40 thoughts on “PUBLIC SPEAKING TIP Practice the Pause

  1. Public speaking fired my fight or flight mechanism, my voice would change, cortisol would freeze my thoughts.

    My childhood abuse, constant criticism manifested in a fear of public speaking.

    Having healed public speaking still poses a problem

    Somehow I am fine running a mindfulness group open to the public

    The mind and trauma are strange bedfellows

    Liked by 2 people

    1. Thank you for sharing Marty.

      Insightful explanations, once again, into the mind and trauma relationship.
      Being an expert in mindfulness definitely helps your ability to lead support groups so well!

      As I share with my students, start where you are – and let everything flow from there.
      Which is why their first speaking assignment is to share their #1 are of expertise – themselves!

      Have a Wonderful Wednesday!

      Like

  2. Helen Diane Wood

    Right on Dr. D. Something I struggle with but I am taking your sound advice especially in conversations with friends and family. Hopefully a family member
    of yours and mine will watch this great video. ❤️Dr. Di (aka) mom.

    Liked by 1 person

    1. Hello Dr. Di!

      How lucky am I that I have you, my Mom, as both as a mentor psychologist and a role model! And you are so right: Breathing space is essential in all areas of communication – especially conversation. And btw: you are one of my favourite students. (And you are one of my favourite teachers). When the teacher and students switch roles often like us, creative magic happens!

      Lots of Love
      Dr. D xo

      Like

  3. Saying umm or ahhh I feel that is the worst thing to do when giving a speech 😑😑 In my opinion the best person to ever deliver speeches was Dr Martin Luther King Jr. I dont ever remember listening to one of his speeches and he uttered the words umm or ahhhhhh. He was always prepared.

    Liked by 1 person

    1. Agreed!

      Preparation is EVERYTHING

      MARIN LUTHER KING JR. CAPTIVATED HIS AUDIENCE.

      Preparation and Reading the Audience = Connection + Engagement

      SPEAKING OF PRACTICE PRACTICE PRACTICE

      I practiced my TEDx Talk 200 times (no exaggeration) before I gave my speech.

      I gave it to grocery clerks, coffee baristas, the postman, the gym owner, everyone and everyone!

      Have you seen my TEDx yet?

      Like

      1. No, not really. I was a child actor. So I had to overcome this fear early in life. I love public speaking. Have an unfair advantage.
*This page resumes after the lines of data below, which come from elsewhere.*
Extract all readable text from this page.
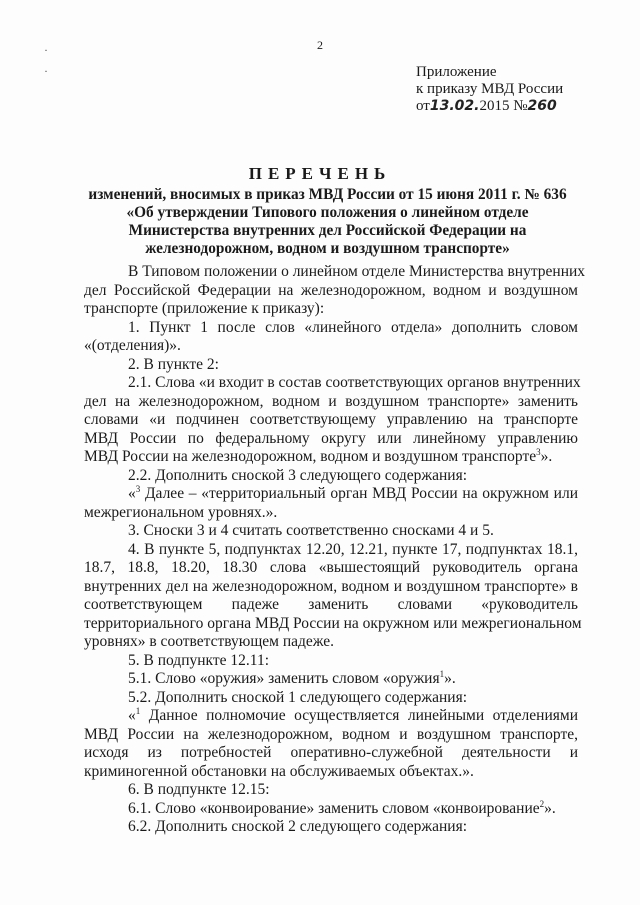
·
·
2
Приложение
к приказу МВД России
от13.02.2015 №260
ПЕРЕЧЕНЬ
изменений, вносимых в приказ МВД России от 15 июня 2011 г. № 636
«Об утверждении Типового положения о линейном отделе
Министерства внутренних дел Российской Федерации на
железнодорожном, водном и воздушном транспорте»
В Типовом положении о линейном отделе Министерства внутренних
дел Российской Федерации на железнодорожном, водном и воздушном
транспорте (приложение к приказу):
1. Пункт 1 после слов «линейного отдела» дополнить словом
«(отделения)».
2. В пункте 2:
2.1. Слова «и входит в состав соответствующих органов внутренних
дел на железнодорожном, водном и воздушном транспорте» заменить
словами «и подчинен соответствующему управлению на транспорте
МВД России по федеральному округу или линейному управлению
МВД России на железнодорожном, водном и воздушном транспорте$^3$».
2.2. Дополнить сноской 3 следующего содержания:
«$^3$ Далее – «территориальный орган МВД России на окружном или
межрегиональном уровнях.».
3. Сноски 3 и 4 считать соответственно сносками 4 и 5.
4. В пункте 5, подпунктах 12.20, 12.21, пункте 17, подпунктах 18.1,
18.7, 18.8, 18.20, 18.30 слова «вышестоящий руководитель органа
внутренних дел на железнодорожном, водном и воздушном транспорте» в
соответствующем падеже заменить словами «руководитель
территориального органа МВД России на окружном или межрегиональном
уровнях» в соответствующем падеже.
5. В подпункте 12.11:
5.1. Слово «оружия» заменить словом «оружия$^1$».
5.2. Дополнить сноской 1 следующего содержания:
«$^1$ Данное полномочие осуществляется линейными отделениями
МВД России на железнодорожном, водном и воздушном транспорте,
исходя из потребностей оперативно-служебной деятельности и
криминогенной обстановки на обслуживаемых объектах.».
6. В подпункте 12.15:
6.1. Слово «конвоирование» заменить словом «конвоирование$^2$».
6.2. Дополнить сноской 2 следующего содержания:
        I always tried to ease my friends and co-workers fears.

        Please, call me Drew. Always loved that name.

        While I have your attention, my post yesterday was about Inspiring Women of WordPress.
        I have a large female following and dozens of women who are to shy or fri g.j themed to comment on my blog.
        Some of these women come from abusive relationship and worse. I was hoping to highlight strong women such as you to help the frightened find role models and make new positive thinking friends.
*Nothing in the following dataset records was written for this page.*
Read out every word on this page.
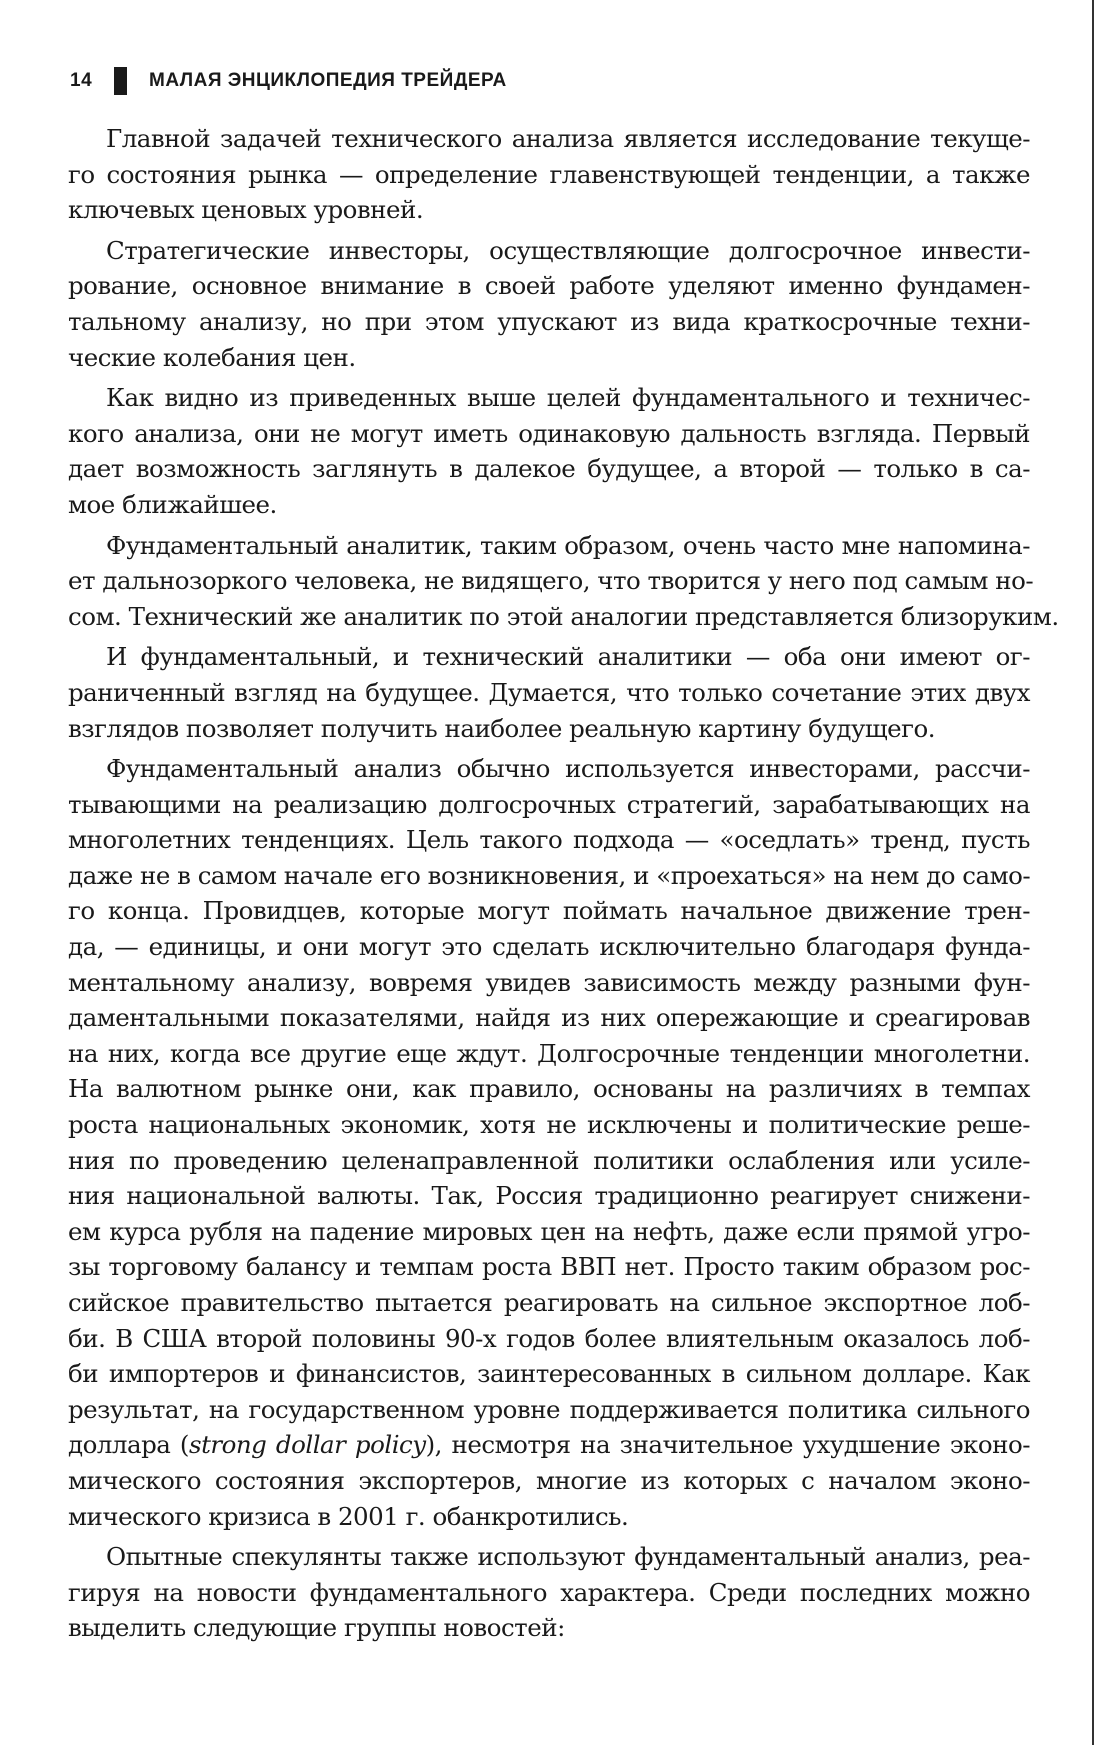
14	МАЛАЯ ЭНЦИКЛОПЕДИЯ ТРЕЙДЕРА
Главной задачей технического анализа является исследование текуще-
го состояния рынка — определение главенствующей тенденции, а также
ключевых ценовых уровней.
Стратегические инвесторы, осуществляющие долгосрочное инвести-
рование, основное внимание в своей работе уделяют именно фундамен-
тальному анализу, но при этом упускают из вида краткосрочные техни-
ческие колебания цен.
Как видно из приведенных выше целей фундаментального и техничес-
кого анализа, они не могут иметь одинаковую дальность взгляда. Первый
дает возможность заглянуть в далекое будущее, а второй — только в са-
мое ближайшее.
Фундаментальный аналитик, таким образом, очень часто мне напомина-
ет дальнозоркого человека, не видящего, что творится у него под самым но-
сом. Технический же аналитик по этой аналогии представляется близоруким.
И фундаментальный, и технический аналитики — оба они имеют ог-
раниченный взгляд на будущее. Думается, что только сочетание этих двух
взглядов позволяет получить наиболее реальную картину будущего.
Фундаментальный анализ обычно используется инвесторами, рассчи-
тывающими на реализацию долгосрочных стратегий, зарабатывающих на
многолетних тенденциях. Цель такого подхода — «оседлать» тренд, пусть
даже не в самом начале его возникновения, и «проехаться» на нем до само-
го конца. Провидцев, которые могут поймать начальное движение трен-
да, — единицы, и они могут это сделать исключительно благодаря фунда-
ментальному анализу, вовремя увидев зависимость между разными фун-
даментальными показателями, найдя из них опережающие и среагировав
на них, когда все другие еще ждут. Долгосрочные тенденции многолетни.
На валютном рынке они, как правило, основаны на различиях в темпах
роста национальных экономик, хотя не исключены и политические реше-
ния по проведению целенаправленной политики ослабления или усиле-
ния национальной валюты. Так, Россия традиционно реагирует снижени-
ем курса рубля на падение мировых цен на нефть, даже если прямой угро-
зы торговому балансу и темпам роста ВВП нет. Просто таким образом рос-
сийское правительство пытается реагировать на сильное экспортное лоб-
би. В США второй половины 90-х годов более влиятельным оказалось лоб-
би импортеров и финансистов, заинтересованных в сильном долларе. Как
результат, на государственном уровне поддерживается политика сильного
доллара (strong dollar policy), несмотря на значительное ухудшение эконо-
мического состояния экспортеров, многие из которых с началом эконо-
мического кризиса в 2001 г. обанкротились.
Опытные спекулянты также используют фундаментальный анализ, реа-
гируя на новости фундаментального характера. Среди последних можно
выделить следующие группы новостей:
        I was hoping you would give me permission to mention you and your blog on one of my posts.
        Let me know if it is okay. Thanks.
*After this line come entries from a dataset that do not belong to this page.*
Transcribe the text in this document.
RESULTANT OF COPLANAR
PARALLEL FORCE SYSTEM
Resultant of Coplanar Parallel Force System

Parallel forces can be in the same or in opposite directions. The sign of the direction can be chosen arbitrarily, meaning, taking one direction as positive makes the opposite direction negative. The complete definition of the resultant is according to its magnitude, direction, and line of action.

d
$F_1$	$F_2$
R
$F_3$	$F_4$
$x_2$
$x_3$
        Have a great weekend.

        Liked by 1 person

          1. Uhm ah. Maybe not. LOL. Interestingly, I heard a talk from a man yesterday and he did those pauses where an uhm or ah could have easily gone. I would not have realized what he was doing if you hadn’t shared your post. It is very effective. I will definitely employ it consciously now.

            Liked by 1 person

  4. I have found that taking off my glasses – and turning the roomful of people into blurry images – can lessen public speaking anxiety. Which, in turn, makes it easier to avoid the “ums” as well as obvious physical reactions such as face flushing, etc. in speaking to a group. It has helped my freezing-up reaction quite a bit as well.